The Muslims Are Coming!

By:  J.F. Sullivan

When Religion Nerd suggested a possible follow up article to FatwaPhobia   (http://wp.me/pTCyD-eW ) focusing on the reactive viral phenomenon “Everybody Draw Muhammad Day,” I was not feeling particularly motivated.  This idea about drawing Muhammad in an effort to protest Comedy Central’s decision to censor that episode of South Park felt a bit strange to me.  While I agree that Islam should be subject to both the same satire, as well as critical scholarship as every other religious tradition, it felt like something different to go out and intentionally attack the prohibition about depicting Muhammad.  After all, the issue was not ultimately with Islam, it was about freedom of expression and censorship.  The issue in that case was not that a radical Islamist group threatened the creators of South Park; it was that Comedy Central caved-in to it.  In the end, “Everybody Draw Muhammad Day,” seemed like something both retaliatory and anti-Islamic vs. solidarity in opposition to censorship.

The creators of “Everybody Draw Muhammad Day,” have since discontinued the call after the movement went from a Facebook gag to a viral phenomenon. (See LA Times article below) What is intriguing is how rapidly the idea spread and inevitably got out of control.  Whether intentional or not, “Everybody Draw Muhammad Day” plugged into an already existing anti-Muslim sensibility in America that has been smoldering after its initial wave following 9/11.  Even though we have mostly moved on from the initial shock of the attacks, the anti-Muslim sentiment has fallen in with the same “we’re losing the country” mentality that led to the Arizona anti-immigration laws. The issue at the heart of these challenges is identity.  For many people, America is a heterosexual, white Christian male.  When that image begins to change, people begin to react in opposition to that change, while others embrace it.  An additional difficulty arises when those who support the changes tend to also not resemble the dominant image while many that resist the change do.  The result is an increasingly polarized conflict that is drawn along many of the same lines of identity: ethnic, racial, religious, economic, cultural.

Two additional events this week have shown the light on this growing anti-Muslim sensibility and its roots in identity conflict.  The first was the plan to build a mosque and Islamic center in the area around Ground Zero.  Obviously this met with some significant public opposition, encapsulated by this quote,

This is an insult,’ said one of the more than 150 people at the meeting. ‘This is demeaning. This is humiliating that you would build a shrine to the very ideology that inspired the attacks on 9/11. (See Ray Sanchez article below)

The second development was the deployment of New York Bus ads from Pamela Geller and the Stop the Islamization of America Group (http://sioaonline.com/). 

What is happening amidst all of this is a growing reaction to diversity and religious pluralism.  Fueled by continual fear from 9/11 and coupled with the changing face of America, there are those who are not responding well.  In this way, anything that is seen to support the continued diversity and pluralism of America is suspect.  We now have an African-American president that is suspected of being a Muslim and a socialist, as well as a foreigner.  The entire birther movement seems to be rooted in the fear that the President is a foreigner.  This nascent xenophobia is fueled by reports about changing demographics, the most frightening being the suggestion that by 2050, most of the world will be Muslim.  To get a sense of how significant this concern is, take a look at the following video clip. 

This is not just an American problem, it is happening all over Europe as mostly homogeneous populations interact with growing immigrant populations and the institutions and cultural differences that come with them.  Look no further than France’s burqa disputes and Switzerland’s minaret legislation for evidence.  Indeed the entire Danish cartoon and Theo Van Gogh incidents that inspired the recent South Park debacle likely originated as a reaction to Muslim immigration into Europe.

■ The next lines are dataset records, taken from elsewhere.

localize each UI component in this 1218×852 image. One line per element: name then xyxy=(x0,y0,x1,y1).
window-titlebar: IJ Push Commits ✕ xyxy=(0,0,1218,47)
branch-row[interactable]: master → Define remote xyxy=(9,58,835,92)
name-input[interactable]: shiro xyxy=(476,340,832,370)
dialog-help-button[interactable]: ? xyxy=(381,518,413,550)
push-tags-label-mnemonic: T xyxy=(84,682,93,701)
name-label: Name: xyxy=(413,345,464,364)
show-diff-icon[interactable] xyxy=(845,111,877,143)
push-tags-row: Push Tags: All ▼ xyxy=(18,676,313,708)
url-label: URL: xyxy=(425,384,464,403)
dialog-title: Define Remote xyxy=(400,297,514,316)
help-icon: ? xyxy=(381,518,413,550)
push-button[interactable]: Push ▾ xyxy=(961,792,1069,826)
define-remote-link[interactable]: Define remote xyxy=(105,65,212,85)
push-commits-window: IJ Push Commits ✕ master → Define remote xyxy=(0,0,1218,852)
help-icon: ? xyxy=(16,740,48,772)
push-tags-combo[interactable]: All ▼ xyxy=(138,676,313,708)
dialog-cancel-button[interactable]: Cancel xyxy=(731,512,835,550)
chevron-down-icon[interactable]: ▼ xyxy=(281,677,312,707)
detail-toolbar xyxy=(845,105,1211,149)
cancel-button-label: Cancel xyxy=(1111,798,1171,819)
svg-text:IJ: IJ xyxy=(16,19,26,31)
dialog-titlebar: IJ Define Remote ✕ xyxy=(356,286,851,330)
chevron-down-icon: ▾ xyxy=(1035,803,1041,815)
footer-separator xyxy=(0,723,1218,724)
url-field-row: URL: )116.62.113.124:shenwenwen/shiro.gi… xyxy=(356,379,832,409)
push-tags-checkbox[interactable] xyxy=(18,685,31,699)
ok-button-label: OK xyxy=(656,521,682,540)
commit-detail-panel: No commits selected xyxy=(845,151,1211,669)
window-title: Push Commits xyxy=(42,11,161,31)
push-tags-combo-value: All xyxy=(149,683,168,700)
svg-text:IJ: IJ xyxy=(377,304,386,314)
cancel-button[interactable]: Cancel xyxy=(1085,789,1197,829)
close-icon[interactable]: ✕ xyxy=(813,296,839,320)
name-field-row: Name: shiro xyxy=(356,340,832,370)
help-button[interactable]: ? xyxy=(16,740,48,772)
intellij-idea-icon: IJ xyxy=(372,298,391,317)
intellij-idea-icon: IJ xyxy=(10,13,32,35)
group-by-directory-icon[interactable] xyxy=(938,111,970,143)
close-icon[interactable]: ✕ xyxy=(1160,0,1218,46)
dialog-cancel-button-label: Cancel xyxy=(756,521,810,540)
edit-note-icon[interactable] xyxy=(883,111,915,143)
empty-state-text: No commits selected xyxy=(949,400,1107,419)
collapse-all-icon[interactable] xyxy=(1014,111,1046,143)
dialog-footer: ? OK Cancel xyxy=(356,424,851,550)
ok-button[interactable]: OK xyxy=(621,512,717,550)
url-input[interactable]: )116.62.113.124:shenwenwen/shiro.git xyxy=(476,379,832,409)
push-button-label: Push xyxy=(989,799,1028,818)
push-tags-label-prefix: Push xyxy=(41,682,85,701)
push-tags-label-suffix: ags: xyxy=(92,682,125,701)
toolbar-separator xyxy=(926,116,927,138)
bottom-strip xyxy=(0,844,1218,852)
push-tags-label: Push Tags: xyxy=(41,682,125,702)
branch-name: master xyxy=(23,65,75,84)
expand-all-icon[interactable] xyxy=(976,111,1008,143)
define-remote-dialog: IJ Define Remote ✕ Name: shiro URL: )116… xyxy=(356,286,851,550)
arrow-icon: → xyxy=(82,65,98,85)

Diversity and pluralism are a fact.  And as Europe and America continue to attract immigrants, the issues raised by changing population demographics are not going to change.  What we can change is how we respond to these new developments.  The current way of coexisting, tolerance and multiculturalism, may no longer be effective.  Recognizing difference and tolerating those unlike you works as long as the tolerant group remains in the majority, once that starts to change, friction and factionalism is often the result.  What we may need to do then is seek out a new way to engage diversity and pluralism that doesn’t threaten identity or status and allows for a looser way of coexisting that does not require clearly defined lines of identity that split us along ethno-racial, religious, cultural and economic lines and offers a more cosmopolitan approach.  If indeed the world is changing and all of our identity lines are moving and becoming less and less stable, now is the time to start revising our thinking about identity, history, culture, religion, and society and seeing if we can do more than simply tolerate diversity and pluralism and start appreciating and even participating in line-crossing and identity breaking activities that will allow us to thrive as a global society.